Follow Us @soratemplates

19/08/17

Perspektif : Sastra? Humaniora ? Belajar Apa ?

Seringkali saat basa - basi dengan orang yang duduk disebelah saya dalam perjalanan pulang pergi sby-madiun di kereta, saya sering menjumpai pertanyaan seperti "Sastra itu yang dipelajari apa ya?, apa cuma bahas novel - novel gitu doang? "




Sebatas sepengatuhan saya, humaniora adalah ilmu yang mempelajari tentang manusia, humanity. Selebihnya dan lebih jelasnya manusia yang seperti apa ? bagaiamana ? dan apa bedanya dengan ilmu psikologi, sosilogi dan ilmu - ilmu sosial mengenai manusia lainnya ? diawal masa - masa perkuliahan saya sendiripun juga cenderung kurang paham.

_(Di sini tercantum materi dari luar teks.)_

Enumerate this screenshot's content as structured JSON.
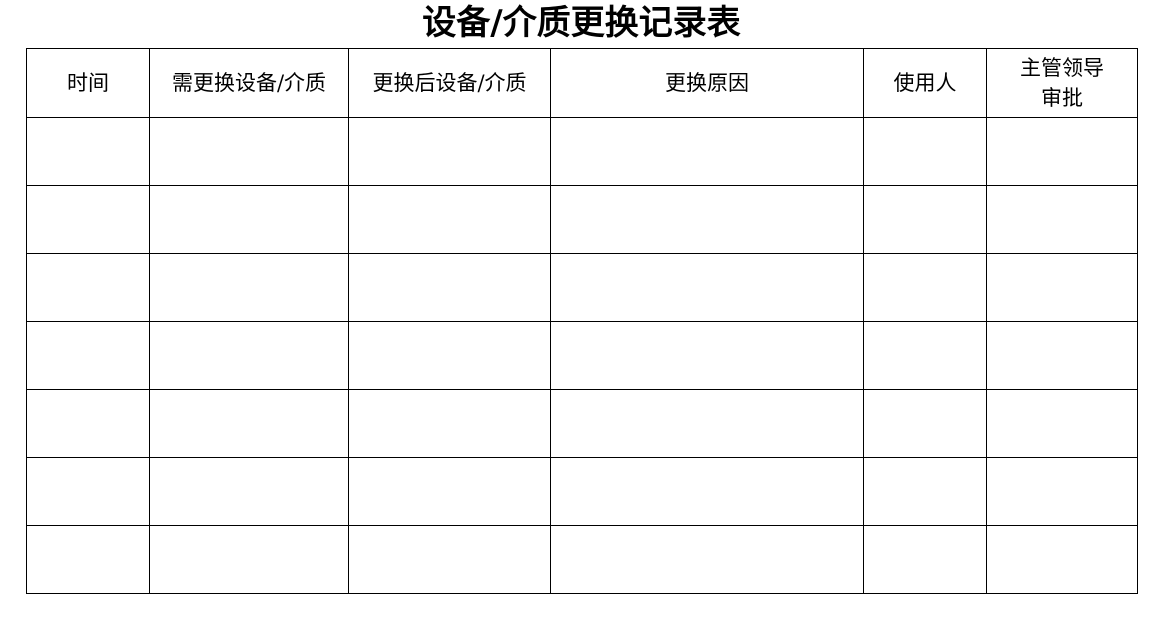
{
  "title": "设备/介质更换记录表",
  "table": {
    "headers": [
      "时间",
      "需更换设备/介质",
      "更换后设备/介质",
      "更换原因",
      "使用人",
      "主管领导审批"
    ],
    "header_lines": {
      "approval_line1": "主管领导",
      "approval_line2": "审批"
    },
    "rows": [
      [
        "",
        "",
        "",
        "",
        "",
        ""
      ],
      [
        "",
        "",
        "",
        "",
        "",
        ""
      ],
      [
        "",
        "",
        "",
        "",
        "",
        ""
      ],
      [
        "",
        "",
        "",
        "",
        "",
        ""
      ],
      [
        "",
        "",
        "",
        "",
        "",
        ""
      ],
      [
        "",
        "",
        "",
        "",
        "",
        ""
      ],
      [
        "",
        "",
        "",
        "",
        "",
        ""
      ]
    ]
  }
}
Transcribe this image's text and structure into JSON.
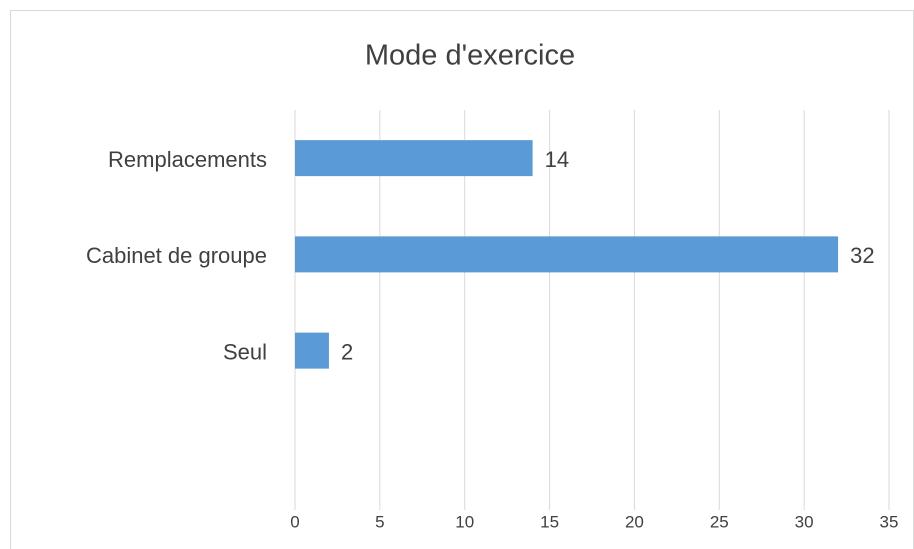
{
  "chart_data": {
    "type": "bar",
    "orientation": "horizontal",
    "title": "Mode d'exercice",
    "categories": [
      "Remplacements",
      "Cabinet de groupe",
      "Seul",
      null
    ],
    "values": [
      14,
      32,
      2,
      null
    ],
    "color": "#5b9bd5",
    "xlim": [
      0,
      35
    ],
    "xticks": [
      0,
      5,
      10,
      15,
      20,
      25,
      30,
      35
    ],
    "grid": true
  }
}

Definisi humaniora menurut KBBI adalah ilmu - ilmu pengetahuan yang dianggap bertujuan membuat manusia lebih manusiawi, membuat manusia lebih berbudaya. Sedangkan menurut pengertian - pengertian teoritis lainnya bisa dibaca di google banyak :p 

Sedangangkan berdasarkan pengalaman yang dibekalkan selama perkuliahan , dapat dirangkum dalam perspektif saya sebagai berikut :
Bahwa humaniora itu adalah ilmu yang mencakup tentang psikologi manusia, antropologi, filosofi, politik, historik, yang dipelajari melalui perantara sastra (mengingat yang saya ambil adalah konsentrasi sastra). 
misal : 
  • Dari sastra yang merupakan citra kehidupan sosial masyarakat dapat kita jumpai makna - makna simbolik seperti hantu perempuan yang sering dimunculkan dalam narasi cerita, pertanyaannya adalah kenapa hantu - hantu tersebut selalu dimunculkan dalam wujud perempuan?. Bisa jadi itu merupakan kecenderungan untuk menampilkan inferioritas perempuan, dan kaitannya adalah dengan feminisme.
  • Dalam film yang berjudul Parfume : The story of a Murder (2010), yang mungkin bagi kebanyakan orang hanya akan terkesan sadis dan keras, namun bagi kami pelajar humaniora, film tersebut mengandung banyak nilai - nilai humaniora yang dapat digali lebih dalam, misalnya seperti kuasa aroma dan seksualitas yang menunjukkan konstruksi gender laki - laki atas perempuan di masyarakat bahwa "adalah hal yang mafhum bila tubuh perempuan dinikmati oleh laki -laki". Dan bila melihat keseluruhan ceritanya, kita tidak bisa sepenuhnya menyalahkan tokoh utama yang berperan sebagai murder yang membunuh wanita - wanita hanya untuk mendapatkan aroma parfum yang sempurna. Pasti ada hal yang melatarbelakangi kondisi psikisnya sehingga ia menjadi pribadi yang sedemikian rupa. 
  • Atau dalam cerpen karya AA Navis yang berjudul Robohnya Surau Kami, yang menceritakan tentang dialog antara Tuhan dengan manusia, bahwa iman manusia tergoyahkan ketika ia dihadapkan pada pertanyaan mengenai ketulusannya dalam beribadah, sementara ia melupakan kewajibanya di dunia. baca sendiri disini :p. Dan hal tersebut bisa jadi merupakan sindirian atas praktek ibadah yang ditujukan oleh pengarang kepada masyarakat. 
  • dsb
Garis besarnya adalah, sastra, humaniora, membuka mata saya tentang diri manusia, entah itu individual atau komunal dalam pengertian nilai, pandangan yang tak dapat terlihat dengan jelas hanya dari luar. 
Dan sastra membuat saya berfikir untuk tidak asal - asalan menjudge manusia. Bahwa sisi negatif manusia itu pasti ada historinya, dan yang putih itu belum tentu bernilai positif bila menilik lebih dalam.
Bahwa manusia itu terdiri dari berlayer - layer lapisan diri, dan tiap layernya memiliki pengalaman/faktor eksternal dan internal/pemikiran yang berbeda yang menjadikan dia sedemikian rupa dalam wujud luarnya. 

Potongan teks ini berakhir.